If someone breaks into your home now, sits on your bed, and does something you completely cannot accept, you would immediately stop them. You would say: Get out, this is my boundary, this is illegal, you have no right to do this. But why in real life, when facing many similarly obvious mistakes or even invasive behaviors, do we often not say “No”?



In China, this phenomenon is especially common. It’s not because Chinese people are inherently weak, but because we have long lived in a social structure that almost never systematically teaches “personal boundaries.” From childhood to adulthood, we are repeatedly told: be obedient at home, obey at school, be sensible, realistic, and patient when entering society. But throughout our growth, almost no one seriously told us: you are an independent person, your personality has boundaries, and you have the right to refuse any invasion.

In traditional Chinese social structures, the collective, order, and relationships have long been placed above the individual. “Don’t talk back,” “Don’t cause trouble,” “Forget it,” “Endure for the greater good,” have become the survival language passed down from generation to generation. The result is not that we don’t know pain, but that we are unfamiliar with the very concept of “personal equality.”

Why is this situation relatively better in large cities in China?
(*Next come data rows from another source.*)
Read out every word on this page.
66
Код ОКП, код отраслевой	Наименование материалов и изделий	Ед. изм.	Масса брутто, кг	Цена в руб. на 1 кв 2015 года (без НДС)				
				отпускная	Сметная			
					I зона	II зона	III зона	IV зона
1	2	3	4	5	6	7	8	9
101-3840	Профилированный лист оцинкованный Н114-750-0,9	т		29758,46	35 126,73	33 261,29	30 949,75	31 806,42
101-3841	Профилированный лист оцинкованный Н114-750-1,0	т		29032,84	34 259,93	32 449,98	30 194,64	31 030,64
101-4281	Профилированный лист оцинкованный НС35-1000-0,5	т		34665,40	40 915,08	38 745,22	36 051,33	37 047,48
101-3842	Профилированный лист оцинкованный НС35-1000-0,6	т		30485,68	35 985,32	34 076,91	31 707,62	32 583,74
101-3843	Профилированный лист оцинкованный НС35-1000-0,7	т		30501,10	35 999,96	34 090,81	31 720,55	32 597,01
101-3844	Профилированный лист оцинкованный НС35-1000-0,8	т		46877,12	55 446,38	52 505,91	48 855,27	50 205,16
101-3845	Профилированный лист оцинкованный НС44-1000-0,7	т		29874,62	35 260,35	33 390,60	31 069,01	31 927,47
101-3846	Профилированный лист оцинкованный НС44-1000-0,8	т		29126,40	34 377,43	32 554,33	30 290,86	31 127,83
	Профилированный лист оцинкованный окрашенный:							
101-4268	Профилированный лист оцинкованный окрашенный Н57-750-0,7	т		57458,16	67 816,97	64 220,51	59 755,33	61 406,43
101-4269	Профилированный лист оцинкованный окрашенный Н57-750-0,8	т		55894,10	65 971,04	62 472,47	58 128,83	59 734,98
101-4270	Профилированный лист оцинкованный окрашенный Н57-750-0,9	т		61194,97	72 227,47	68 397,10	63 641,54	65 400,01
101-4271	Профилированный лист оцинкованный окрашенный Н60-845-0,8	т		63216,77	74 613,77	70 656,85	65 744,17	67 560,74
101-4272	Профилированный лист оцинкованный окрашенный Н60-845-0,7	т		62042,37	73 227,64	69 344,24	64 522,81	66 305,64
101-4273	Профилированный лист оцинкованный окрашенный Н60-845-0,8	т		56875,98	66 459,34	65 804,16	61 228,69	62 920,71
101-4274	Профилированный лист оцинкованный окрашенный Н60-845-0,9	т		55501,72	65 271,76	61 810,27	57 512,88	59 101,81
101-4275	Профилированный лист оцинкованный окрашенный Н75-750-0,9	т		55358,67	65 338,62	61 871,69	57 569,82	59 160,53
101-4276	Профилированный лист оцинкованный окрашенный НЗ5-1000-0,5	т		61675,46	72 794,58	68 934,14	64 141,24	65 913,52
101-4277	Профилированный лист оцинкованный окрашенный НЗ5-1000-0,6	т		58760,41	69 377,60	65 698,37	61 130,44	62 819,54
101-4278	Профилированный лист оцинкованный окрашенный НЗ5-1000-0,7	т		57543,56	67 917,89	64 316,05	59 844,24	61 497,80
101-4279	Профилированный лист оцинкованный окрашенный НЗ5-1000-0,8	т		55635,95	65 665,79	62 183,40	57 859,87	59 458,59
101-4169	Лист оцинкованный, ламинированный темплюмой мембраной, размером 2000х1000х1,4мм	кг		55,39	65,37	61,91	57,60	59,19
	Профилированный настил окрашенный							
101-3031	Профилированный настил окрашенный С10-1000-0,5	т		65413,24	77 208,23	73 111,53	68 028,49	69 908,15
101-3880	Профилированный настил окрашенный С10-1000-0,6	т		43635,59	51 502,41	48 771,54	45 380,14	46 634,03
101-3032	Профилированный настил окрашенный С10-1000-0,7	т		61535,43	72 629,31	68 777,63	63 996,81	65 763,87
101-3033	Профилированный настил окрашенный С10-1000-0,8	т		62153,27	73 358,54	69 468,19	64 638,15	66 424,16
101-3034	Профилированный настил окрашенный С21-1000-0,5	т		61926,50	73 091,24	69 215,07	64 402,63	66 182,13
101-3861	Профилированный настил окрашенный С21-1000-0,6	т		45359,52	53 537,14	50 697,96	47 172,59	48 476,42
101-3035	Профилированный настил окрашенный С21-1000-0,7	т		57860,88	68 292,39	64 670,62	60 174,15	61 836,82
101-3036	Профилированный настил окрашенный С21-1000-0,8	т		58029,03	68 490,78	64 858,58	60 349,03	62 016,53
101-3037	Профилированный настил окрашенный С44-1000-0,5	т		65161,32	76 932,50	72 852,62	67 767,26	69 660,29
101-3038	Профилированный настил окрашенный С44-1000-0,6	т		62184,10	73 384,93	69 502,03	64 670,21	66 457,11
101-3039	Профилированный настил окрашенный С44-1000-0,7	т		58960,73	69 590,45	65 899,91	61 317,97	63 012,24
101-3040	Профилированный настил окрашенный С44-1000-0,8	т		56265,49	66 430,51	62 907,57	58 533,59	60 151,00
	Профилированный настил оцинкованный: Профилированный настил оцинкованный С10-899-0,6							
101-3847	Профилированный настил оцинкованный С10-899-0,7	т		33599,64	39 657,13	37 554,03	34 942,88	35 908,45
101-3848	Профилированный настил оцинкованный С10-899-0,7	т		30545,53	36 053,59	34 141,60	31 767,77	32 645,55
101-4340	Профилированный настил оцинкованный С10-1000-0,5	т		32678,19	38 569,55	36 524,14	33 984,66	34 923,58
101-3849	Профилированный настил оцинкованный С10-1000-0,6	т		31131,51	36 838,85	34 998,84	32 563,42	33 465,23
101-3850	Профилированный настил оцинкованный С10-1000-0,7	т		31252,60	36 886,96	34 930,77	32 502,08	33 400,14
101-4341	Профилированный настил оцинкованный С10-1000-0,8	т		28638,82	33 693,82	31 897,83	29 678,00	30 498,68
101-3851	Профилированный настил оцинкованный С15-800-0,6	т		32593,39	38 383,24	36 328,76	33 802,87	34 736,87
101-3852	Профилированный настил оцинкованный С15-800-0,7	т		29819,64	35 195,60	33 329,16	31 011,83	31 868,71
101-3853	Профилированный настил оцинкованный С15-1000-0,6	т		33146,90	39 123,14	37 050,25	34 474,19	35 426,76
It’s not because the people there are braver, but because of higher mobility, weaker relationships, and a stronger awareness of contracts and laws. People realize earlier: individuals are not to be arbitrarily controlled or invaded. So in China, when someone comments that you are “difficult to manage,” “hard to get along with,” or “not sensible,” the real meaning is often: you no longer accept others arbitrarily crossing your boundaries, you are harder to manipulate. This is not resistance, but the beginning of boundaries appearing.

It’s like someone who was never taught to “lock the door” since childhood. It’s not that they want others to break in, but that they simply don’t know: the door can be closed. When you’re young, you don’t know how to set boundaries; as you grow up, it’s the same, not because you are weak, but because in our education and socialization process, “you can protect yourself” has been long neglected or even suppressed.

Of course, many times, people don’t lack awareness of boundaries, but they know that saying “No” will bring real costs: power imbalances, relationship pressures, insufficient legal protections, making “refusal” a matter of paying a price. But this does not mean that boundaries themselves are wrong. On the contrary—when we don’t know where the boundaries are, the world will keep testing and pushing until it devours you.

Real change must start with awareness. When more and more people clearly understand: which behaviors are explicitly forbidden, and which ways of treating others are unacceptable, then systems, rules, and social order can be promoted, rather than relying solely on individual endurance. No one has the right to invade you. You need to protect your personality and self-respect just like guarding your own room.

In a society that has long ignored the individual, learning to set boundaries is not about fighting the world, but as a person, it is the most basic survival skill. You are not weak. You are simply born into an environment that has never seriously taught people “you have boundaries.”